Perhaps he might now opt for “comment is cheap, but as far as free goes you don’t get better than a retrospective”.

Obviously the Magazine has brought you a or , and many a newspaper has been tempted by a year in pictures, but the Guardian has perhaps taken it a step further. With a retrospective of the decade. At the beginning of 2008. So two years still to go.

And the defining themes of the “noughties”? The normalisation of the internet, iPods, 11 September, Tony Blair, global warming and the Big Brother TV show. Aha, it’s all becoming clear now. All the things you would have guessed were the defining themes of the past decade, if you were given 30 seconds to think about it, they are actually the defining themes. Phew.

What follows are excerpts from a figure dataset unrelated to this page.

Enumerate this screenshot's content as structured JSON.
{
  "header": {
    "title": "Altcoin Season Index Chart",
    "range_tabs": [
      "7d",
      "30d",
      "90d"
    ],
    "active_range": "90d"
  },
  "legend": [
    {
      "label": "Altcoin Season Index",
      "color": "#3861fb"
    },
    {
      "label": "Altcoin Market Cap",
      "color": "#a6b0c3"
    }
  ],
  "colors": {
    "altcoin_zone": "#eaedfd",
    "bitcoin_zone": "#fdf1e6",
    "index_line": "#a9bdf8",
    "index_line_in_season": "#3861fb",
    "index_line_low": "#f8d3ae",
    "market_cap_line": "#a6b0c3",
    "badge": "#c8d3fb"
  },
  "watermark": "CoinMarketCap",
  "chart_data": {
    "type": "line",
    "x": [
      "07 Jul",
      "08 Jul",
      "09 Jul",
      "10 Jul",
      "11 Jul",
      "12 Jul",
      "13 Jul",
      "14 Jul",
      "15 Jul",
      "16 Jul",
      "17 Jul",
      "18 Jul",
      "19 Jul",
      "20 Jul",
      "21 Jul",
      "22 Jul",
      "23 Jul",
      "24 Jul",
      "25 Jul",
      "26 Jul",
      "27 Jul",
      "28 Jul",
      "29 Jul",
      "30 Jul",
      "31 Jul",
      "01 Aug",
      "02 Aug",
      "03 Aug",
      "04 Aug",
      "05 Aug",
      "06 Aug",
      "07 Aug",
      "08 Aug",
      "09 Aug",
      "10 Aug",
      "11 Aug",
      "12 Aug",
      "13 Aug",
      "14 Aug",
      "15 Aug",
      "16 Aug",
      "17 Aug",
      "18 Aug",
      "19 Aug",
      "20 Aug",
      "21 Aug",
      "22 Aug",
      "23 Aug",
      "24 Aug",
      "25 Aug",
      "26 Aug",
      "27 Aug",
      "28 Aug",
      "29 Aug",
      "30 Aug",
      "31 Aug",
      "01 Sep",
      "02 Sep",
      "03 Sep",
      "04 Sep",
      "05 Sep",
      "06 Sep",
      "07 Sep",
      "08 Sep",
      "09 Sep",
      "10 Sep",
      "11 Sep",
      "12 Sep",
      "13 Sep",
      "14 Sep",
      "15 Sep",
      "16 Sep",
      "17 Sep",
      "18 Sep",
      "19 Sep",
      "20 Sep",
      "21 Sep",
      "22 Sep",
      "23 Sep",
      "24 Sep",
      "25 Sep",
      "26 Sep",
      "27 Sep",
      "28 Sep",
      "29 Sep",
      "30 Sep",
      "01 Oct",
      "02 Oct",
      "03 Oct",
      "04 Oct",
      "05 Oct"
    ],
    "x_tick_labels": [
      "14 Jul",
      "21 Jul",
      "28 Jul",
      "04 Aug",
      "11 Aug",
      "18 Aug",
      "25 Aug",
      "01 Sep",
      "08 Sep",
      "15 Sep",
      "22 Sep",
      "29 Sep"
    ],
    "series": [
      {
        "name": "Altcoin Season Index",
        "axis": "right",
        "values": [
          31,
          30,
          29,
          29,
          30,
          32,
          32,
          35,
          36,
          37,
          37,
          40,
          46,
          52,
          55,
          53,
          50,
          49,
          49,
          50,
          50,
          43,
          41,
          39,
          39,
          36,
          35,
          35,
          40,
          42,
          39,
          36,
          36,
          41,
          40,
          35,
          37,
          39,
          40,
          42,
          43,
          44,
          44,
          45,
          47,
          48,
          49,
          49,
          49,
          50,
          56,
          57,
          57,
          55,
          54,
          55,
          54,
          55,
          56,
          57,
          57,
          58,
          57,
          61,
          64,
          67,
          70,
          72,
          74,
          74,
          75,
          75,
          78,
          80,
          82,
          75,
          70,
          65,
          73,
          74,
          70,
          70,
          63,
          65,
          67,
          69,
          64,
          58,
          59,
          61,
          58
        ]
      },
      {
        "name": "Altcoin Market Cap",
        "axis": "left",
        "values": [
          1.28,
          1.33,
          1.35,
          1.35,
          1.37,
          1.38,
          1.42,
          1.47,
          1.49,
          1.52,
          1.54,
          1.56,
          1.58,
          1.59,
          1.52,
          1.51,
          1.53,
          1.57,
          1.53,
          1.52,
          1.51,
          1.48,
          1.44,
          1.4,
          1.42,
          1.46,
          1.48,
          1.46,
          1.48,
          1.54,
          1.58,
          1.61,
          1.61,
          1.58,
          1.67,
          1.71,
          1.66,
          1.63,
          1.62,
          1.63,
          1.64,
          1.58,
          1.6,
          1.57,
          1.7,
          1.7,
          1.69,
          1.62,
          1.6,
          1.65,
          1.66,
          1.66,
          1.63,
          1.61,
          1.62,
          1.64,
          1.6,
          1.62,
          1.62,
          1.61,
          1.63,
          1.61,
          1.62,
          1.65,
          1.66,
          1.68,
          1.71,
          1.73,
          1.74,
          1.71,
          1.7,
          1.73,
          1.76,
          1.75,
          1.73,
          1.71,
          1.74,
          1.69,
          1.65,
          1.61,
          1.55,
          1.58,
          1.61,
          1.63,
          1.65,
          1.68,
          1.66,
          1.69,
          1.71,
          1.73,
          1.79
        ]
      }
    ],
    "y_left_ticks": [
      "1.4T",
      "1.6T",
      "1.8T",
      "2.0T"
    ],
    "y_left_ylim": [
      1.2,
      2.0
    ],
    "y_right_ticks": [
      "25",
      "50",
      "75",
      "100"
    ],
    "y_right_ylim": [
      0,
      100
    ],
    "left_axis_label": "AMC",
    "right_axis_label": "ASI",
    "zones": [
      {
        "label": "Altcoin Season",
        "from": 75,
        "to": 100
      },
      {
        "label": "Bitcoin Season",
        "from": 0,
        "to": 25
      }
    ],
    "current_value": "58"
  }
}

The Daily Telegraph is at the same thing. They have a two-page piece about “The 20 years that changed my life… and the face of modern Britain”. It’s not even the past 20 years. It’s 1970 to 1990. And the topics are the IRA, punk, John Lennon’s death, Margaret Thatcher’s election, Live Aid, Aids, the fall of the Berlin Wall, the poll tax and yuppies. Why those years? Aside from being formative in the life of your stereotypical Telegraph reader (a baby-boomer and all that entails, see list above), the paper is giving away a series of DVDs charting the period.

But while some newspapers are still taking stock of years past, the Daily Mail is back to business on the first working day of the year.

North Wales Chief Constable Richard Brunstrom has apparently suggested that ecstasy is no more dangerous than aspirin. And he has detonated a small bomb of indignation at the Mail. He’s not the most popular person in that parish anyway, with his love of speed cameras and antics including breaking into his own headquarters.

But there is worse to come, as the factbox headlined “ONE BLUNDER AFTER ANOTHER” lambasts him for being someone who “took pleasure in being named an honorary druid”.

Disgusted of Tunbridge Wells will not be happy.